* Given collection of labeled examples (x, f(x)), return function h that approximates f. h is a decision tree
* Predicting tumor as benign or malignant
* Classify credit card transaction as fraud or legitimate
* Works for both classification and regression task.
* Fundamental component for random forest.

In [2]:
from sklearn.datasets import load_iris
from sklearn.tree import DecisionTreeClassifier
from sklearn.tree import DecisionTreeRegressor

### Hunt's tree induction algorithm
* $D_t$ be the set of training records that reach node t.
* If $D_t$ contains records that belong the same class $y_t$, then t is a leaf node labeled as $y_t$. (Pure node)
* If $D_t$ contains records that belong to more than 1 class, use an attribute test to split the data into smaller subsets. Recursively apply procedure to each subset.
![](images/decision_tax.PNG)

* Binary decision tree is better, Multi-way tree becomes bushy and when we have small dataset, there is a chance that each node gets few instances for training and may lead to inaccurate model. Also causes overfitting.
* At impure node we do more splits.

### How to choose attribute and value of attribute and order of attribute for split?

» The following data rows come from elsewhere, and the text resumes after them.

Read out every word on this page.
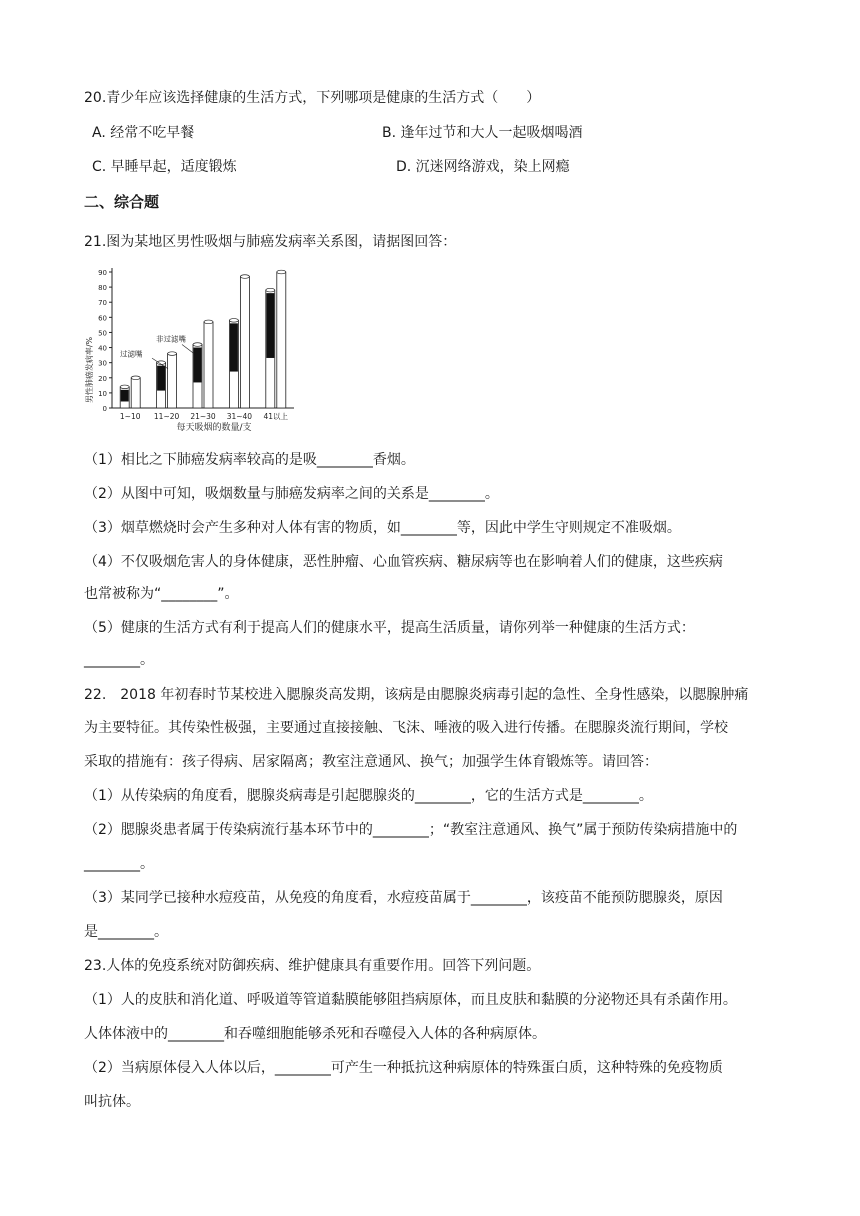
20.青少年应该选择健康的生活方式，下列哪项是健康的生活方式（　　）
A. 经常不吃早餐	B. 逢年过节和大人一起吸烟喝酒
C. 早睡早起，适度锻炼	D. 沉迷网络游戏，染上网瘾
二、综合题
21.图为某地区男性吸烟与肺癌发病率关系图，请据图回答：
男性肺癌发病率/%
每天吸烟的数量/支
0
10
20
30
40
50
60
70
80
90
1~10 11~20 21~30 31~40 41以上
过滤嘴
非过滤嘴
（1）相比之下肺癌发病率较高的是吸________香烟。
（2）从图中可知，吸烟数量与肺癌发病率之间的关系是________。
（3）烟草燃烧时会产生多种对人体有害的物质，如________等，因此中学生守则规定不准吸烟。
（4）不仅吸烟危害人的身体健康，恶性肿瘤、心血管疾病、糖尿病等也在影响着人们的健康，这些疾病
也常被称为“________”。
（5）健康的生活方式有利于提高人们的健康水平，提高生活质量，请你列举一种健康的生活方式：
________。
22.　2018 年初春时节某校进入腮腺炎高发期，该病是由腮腺炎病毒引起的急性、全身性感染，以腮腺肿痛
为主要特征。其传染性极强，主要通过直接接触、飞沫、唾液的吸入进行传播。在腮腺炎流行期间，学校
采取的措施有：孩子得病、居家隔离；教室注意通风、换气；加强学生体育锻炼等。请回答：
（1）从传染病的角度看，腮腺炎病毒是引起腮腺炎的________，它的生活方式是________。
（2）腮腺炎患者属于传染病流行基本环节中的________；“教室注意通风、换气”属于预防传染病措施中的
________。
（3）某同学已接种水痘疫苗，从免疫的角度看，水痘疫苗属于________，该疫苗不能预防腮腺炎，原因
是________。
23.人体的免疫系统对防御疾病、维护健康具有重要作用。回答下列问题。
（1）人的皮肤和消化道、呼吸道等管道黏膜能够阻挡病原体，而且皮肤和黏膜的分泌物还具有杀菌作用。
人体体液中的________和吞噬细胞能够杀死和吞噬侵入人体的各种病原体。
（2）当病原体侵入人体以后，________可产生一种抵抗这种病原体的特殊蛋白质，这种特殊的免疫物质
叫抗体。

* Tree should not tall, we should reach end as soon as possible that is our goal. We choose the attributes such that impurity reduction from parent to children is maximum.
* Trying all combination  will cause combinatorial explosion.
* We go with greedy algo, 
    - We only care about parent child relationship, we do not care any further level.
    - In greedy strategy, we split the records based on an attribute test that optimize certain criterion of class impurity.
* How to specify attribute test condition?
    - Depends on attribute types: nominal vs continuous
    - Depends on number of ways to split (2-way split, multi-way split)
    - In multi way we use as many partition as distinct values, Ex. for car type, we divide in  3 part Family, Sports and Luxury
    - For Binary split we divides values into 2 subsets, we need to find optimal partition. Ex. {sports, luxury} and Family or {Family, Luxury} and Sports. Go with max reduction.
    - For continuous attributes, Discretization to form categorical attributes, We can fix discretization at the beginning.  Ranges can be found by equal interval bucketing, equal frequency bucketing or clustering
    - Binary Decision can be chosen by choosing best cut(threshold) Ex. income less than 80K and more than 80K.
* How to determine the best split?
    - Before splitting we have 10 records of class 0 and 10 records of class 1.
    ![](images/decision_tax_car_type.PNG)
    - If we split by Own car, Both children are highly impure node, One node has 6 instance of one class and 4 of another, other node has 4 instance of 1 class and other has 6. This is not good, We can not reach to conclusion
    - If we split by car type? middle node is pure, and other 2 nodes are mostly pure
    - Splitting via unique attribute column is not good at all.
    - In short nodes with homogeneous class distribution are preferred (pure node) (low degree of impurity)
    - We measure impurity value and compare with parent, we need highest reduction.

In [4]:
iris = load_iris()
X = iris.data[:, 2:] # Petal length and width
y = iris.target
tree_clf = DecisionTreeClassifier(max_depth=2)
tree_clf.fit(X,y)

DecisionTreeClassifier(class_weight=None, criterion='gini', max_depth=2,
            max_features=None, max_leaf_nodes=None,
            min_impurity_decrease=0.0, min_impurity_split=None,
            min_samples_leaf=1, min_samples_split=2,
            min_weight_fraction_leaf=0.0, presort=False, random_state=None,
            splitter='best')

* To visualize trained decision tree using `export_graphviz()`

In [5]:
from sklearn.tree import export_graphviz


In [7]:
export_graphviz(tree_clf, out_file=image_path("iris_tree.dot"), feature_names=iris.feature_names[2:], 
                class_names=iris.target_names, rounded=True, filled=True)

NameError: name 'image_path' is not defined

## Measures of node impurity

### GINI index
* GINI index at given node t
$$GINI(t) = 1 - \sum_j[p(j|t)^2]$$
- p(j|t) is relative frequency of class j at node t.